Viva o fim de “Avenida Brasil”. Pela volta da vida!

Estadão

19 Outubro 2012 | 11h46

Avenida Brasil acaba hoje. Como a maioria dos brasileiros, passei meses viciada na trama. Me apaixonei pelo Tufão e quis ficar amiga da Suellen, um símbolo de pós feminismo. Passei noites pensando antes de dormir em qual seria o segredo da Dona Lucinda. E, muitas vezes, pensei: “minha vida seria melhor se eu vivesse no Divino, mais precisamente na mansão do Tufão, com uma família animada e  barulhenta.

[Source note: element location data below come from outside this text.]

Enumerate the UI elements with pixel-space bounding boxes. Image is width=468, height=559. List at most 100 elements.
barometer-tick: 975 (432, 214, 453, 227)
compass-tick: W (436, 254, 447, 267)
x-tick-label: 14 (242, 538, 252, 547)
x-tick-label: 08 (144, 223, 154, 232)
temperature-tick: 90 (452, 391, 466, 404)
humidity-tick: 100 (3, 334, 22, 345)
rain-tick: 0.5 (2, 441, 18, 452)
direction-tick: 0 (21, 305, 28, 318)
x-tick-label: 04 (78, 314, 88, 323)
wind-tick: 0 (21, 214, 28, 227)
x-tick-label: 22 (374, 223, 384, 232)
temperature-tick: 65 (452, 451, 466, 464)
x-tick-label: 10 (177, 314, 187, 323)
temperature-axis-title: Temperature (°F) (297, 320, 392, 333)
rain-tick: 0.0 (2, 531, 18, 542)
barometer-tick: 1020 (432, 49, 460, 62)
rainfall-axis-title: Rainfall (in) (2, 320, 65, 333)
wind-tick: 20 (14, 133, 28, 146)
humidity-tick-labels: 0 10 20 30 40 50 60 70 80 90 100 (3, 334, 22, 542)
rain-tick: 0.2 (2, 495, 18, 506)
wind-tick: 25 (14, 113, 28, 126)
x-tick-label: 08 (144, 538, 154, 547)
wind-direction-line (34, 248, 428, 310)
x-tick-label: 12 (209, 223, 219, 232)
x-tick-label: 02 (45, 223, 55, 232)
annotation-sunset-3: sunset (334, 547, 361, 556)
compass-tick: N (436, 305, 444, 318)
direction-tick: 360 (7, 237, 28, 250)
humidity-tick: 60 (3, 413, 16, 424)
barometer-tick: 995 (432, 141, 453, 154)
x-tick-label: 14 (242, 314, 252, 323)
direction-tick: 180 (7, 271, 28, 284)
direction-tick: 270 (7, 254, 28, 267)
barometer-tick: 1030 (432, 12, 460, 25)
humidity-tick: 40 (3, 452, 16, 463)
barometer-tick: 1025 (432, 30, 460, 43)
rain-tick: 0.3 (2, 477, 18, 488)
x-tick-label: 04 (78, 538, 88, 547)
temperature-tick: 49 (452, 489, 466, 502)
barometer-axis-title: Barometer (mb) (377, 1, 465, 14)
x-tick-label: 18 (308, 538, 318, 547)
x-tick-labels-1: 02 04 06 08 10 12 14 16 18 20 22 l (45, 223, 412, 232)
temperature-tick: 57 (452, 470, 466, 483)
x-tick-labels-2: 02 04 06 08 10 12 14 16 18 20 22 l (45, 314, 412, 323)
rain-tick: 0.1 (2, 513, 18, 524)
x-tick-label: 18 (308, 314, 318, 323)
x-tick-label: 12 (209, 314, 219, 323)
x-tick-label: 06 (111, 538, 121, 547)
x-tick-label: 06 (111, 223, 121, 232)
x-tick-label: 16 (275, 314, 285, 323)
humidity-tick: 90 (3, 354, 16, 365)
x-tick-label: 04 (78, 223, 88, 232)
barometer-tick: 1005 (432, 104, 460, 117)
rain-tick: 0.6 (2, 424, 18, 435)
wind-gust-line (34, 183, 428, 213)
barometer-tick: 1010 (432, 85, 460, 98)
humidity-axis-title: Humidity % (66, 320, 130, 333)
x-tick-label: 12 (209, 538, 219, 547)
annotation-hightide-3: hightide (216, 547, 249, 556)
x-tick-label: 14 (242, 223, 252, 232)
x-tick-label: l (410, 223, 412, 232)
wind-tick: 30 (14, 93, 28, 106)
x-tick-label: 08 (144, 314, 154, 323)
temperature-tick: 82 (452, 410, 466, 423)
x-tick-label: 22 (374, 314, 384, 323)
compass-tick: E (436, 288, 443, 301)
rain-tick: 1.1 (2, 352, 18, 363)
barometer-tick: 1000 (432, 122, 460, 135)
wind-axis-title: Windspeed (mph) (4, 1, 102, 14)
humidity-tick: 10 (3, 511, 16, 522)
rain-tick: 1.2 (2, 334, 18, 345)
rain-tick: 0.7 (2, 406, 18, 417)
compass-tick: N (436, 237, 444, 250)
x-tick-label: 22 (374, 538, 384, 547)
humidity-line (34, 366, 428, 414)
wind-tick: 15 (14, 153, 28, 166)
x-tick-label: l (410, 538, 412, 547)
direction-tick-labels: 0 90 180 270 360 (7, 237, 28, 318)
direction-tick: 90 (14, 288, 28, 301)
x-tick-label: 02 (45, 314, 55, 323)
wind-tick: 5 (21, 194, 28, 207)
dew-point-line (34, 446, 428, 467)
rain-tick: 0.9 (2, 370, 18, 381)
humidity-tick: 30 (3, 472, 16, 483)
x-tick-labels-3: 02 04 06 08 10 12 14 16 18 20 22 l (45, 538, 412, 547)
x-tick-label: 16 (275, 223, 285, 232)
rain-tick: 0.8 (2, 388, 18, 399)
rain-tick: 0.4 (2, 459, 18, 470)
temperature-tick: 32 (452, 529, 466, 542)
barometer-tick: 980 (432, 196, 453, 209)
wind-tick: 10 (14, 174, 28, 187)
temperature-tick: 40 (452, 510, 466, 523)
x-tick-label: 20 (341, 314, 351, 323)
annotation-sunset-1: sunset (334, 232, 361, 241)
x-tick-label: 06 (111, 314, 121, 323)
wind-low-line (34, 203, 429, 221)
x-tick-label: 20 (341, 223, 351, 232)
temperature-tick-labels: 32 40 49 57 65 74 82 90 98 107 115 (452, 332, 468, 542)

Nada de solidão da metrópole”. “É gente humilde, que vontade de chorar”.

Hoje, dia do fim da novela, muita gente começa a entrar em pânico. “O que vai ser da minha vida agora que “Avenida Brasil” vai acabar?” “Como eu vou viver sem ter ódio da Carminha?” Ou: “Como eu vou viver sem falar que a Nina é uma chata?”. “Como eu vou viver sem torcer para que a Carminha se ferre, Tufão arrume uma mulher bacana de verdade e Muricy volte para Leleco?”

Como viciada na novela, tenho uma confissão a fazer. Acho ótimo que “Avenida Brasil” acabe hoje. Estou curtindo largar o vício. E muito afins de pensar em outras coisas antes de dormir que não sejam personagens da ficção da teledramaturgia.

Vou além. Espero que a próxima trama das nove seja péssima. Nada contra a Gloria Perez. Nada contra a novela. Só torço por isso para que eu (e você) consigamos escapar do vício. Que a gente veja menos novela. E que a gente viva mais. Esse é o meu desejo. Sem nenhum sofrimento de perda porque a novela vai acabar. “It´s the end of the world (and I´feel fine)”.